The more she thought about what she had lost, the angrier — and the more awake — she became. She got out of bed.

“Evumeimei?” Luvo stood at the opening of the tent, like a sentry, as he had every night since they had begun living among humans.

“I’m just going out to think. I won’t leave the camp,” she whispered. She opened the ties and slipped out the back of the tent, grateful that Rosethorn had yet to come in. Quietly she made her way through the rows of tents. Most of the fires were now banked for the night. Just enough torches burned to light the main paths. Heading uphill, Evvy kept to the shadows. She did make certain that the sentries noticed her, though they didn’t stop her. There was no point in getting shot by a nervous warrior because she wanted a quiet walk. In any case, she stayed inside their lines.

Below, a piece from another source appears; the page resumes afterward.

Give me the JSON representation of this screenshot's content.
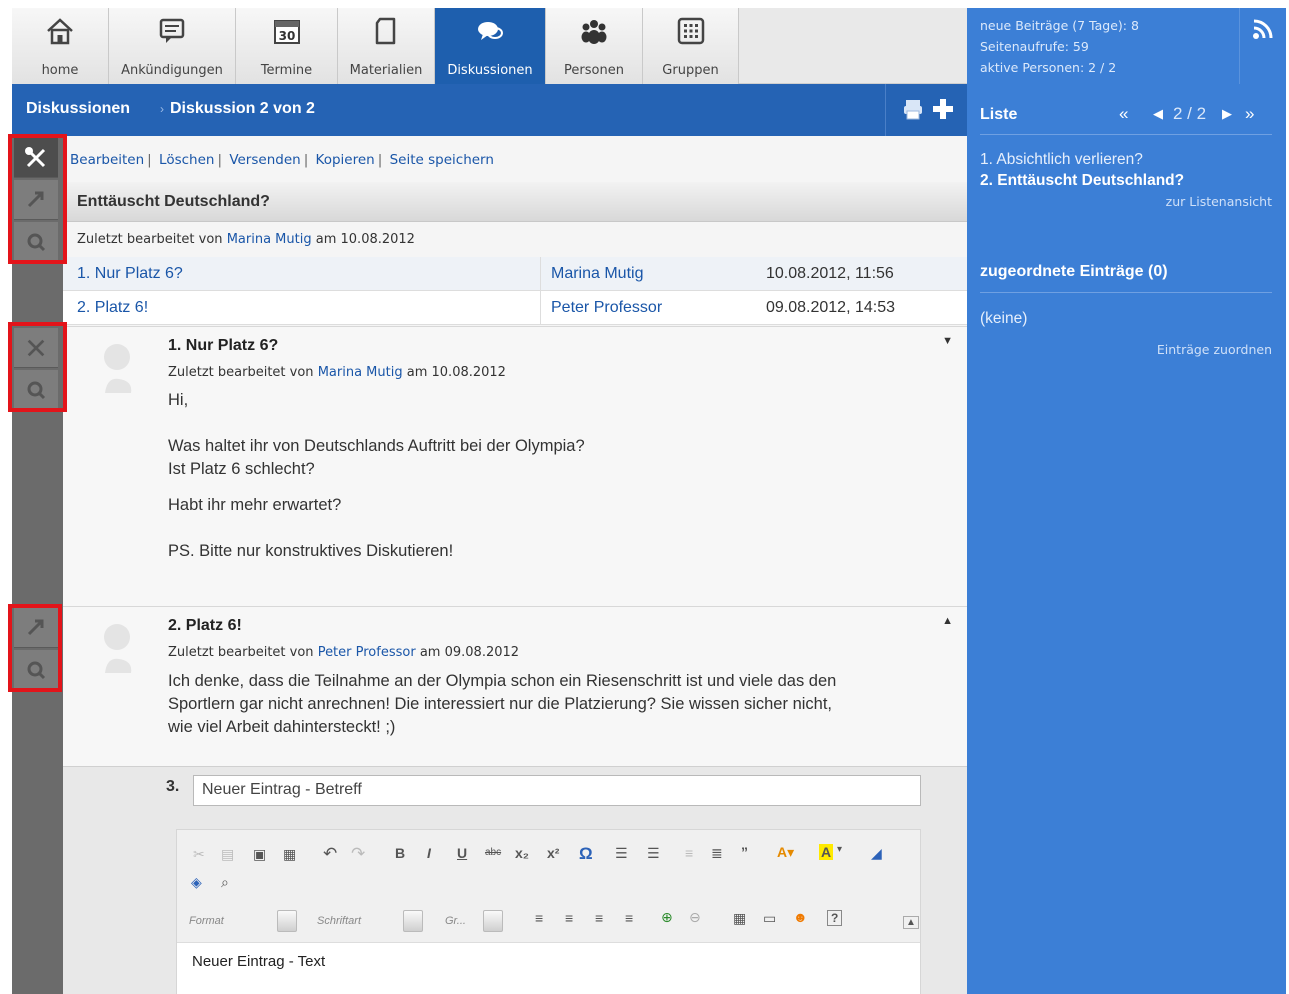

She made her way to the hilltop where a broad slab of slate thrust out over the northern slope like a shelf. Sentries were posted on the ground below, their eyes to the north, and on the western edge of the ridge, but they were nice enough to let Evvy have the stone to herself. She sat with her knees up, arms wrapped around them, staring at the road they would take in the morning.

A sliver of moon shone down on everything, turning it the color of ghosts. She wondered how many human ghosts might be walking on that landscape soon. Would she be one of them?

She would not let the enemy take her again. She promised herself that. Rather than fall into the torturers’ hands a second time, she would turn herself into stone all the way. There would be no little piece of Evvy left behind to wake up to agony. She would join the rocks of Gyongxe forever.

She was so absorbed in her thoughts that she did not hear anything until Briar lay on the stone beside her. He said nothing, only crossed his arms under his head and regarded the sky. Evvy found she couldn’t think of dying in his presence. Instead she let herself trickle through the slate under them and on down through the hillside rocks, naming them to herself. Before long Rosethorn and Parahan silently joined them. Both chose to sit cross-legged on the slate, their eyes on the silvery northern view.

Souda was the last to reach them. She carried a silk quilt in her arms and shared it with Evvy, who was shivering. Eventually Briar squirmed under a corner of it, too. Except for that, none of them moved until Parahan began to snore. That startled laughs out of the women, Briar, and Evvy. Without discussion they woke him and returned to their tents for what remained of the night.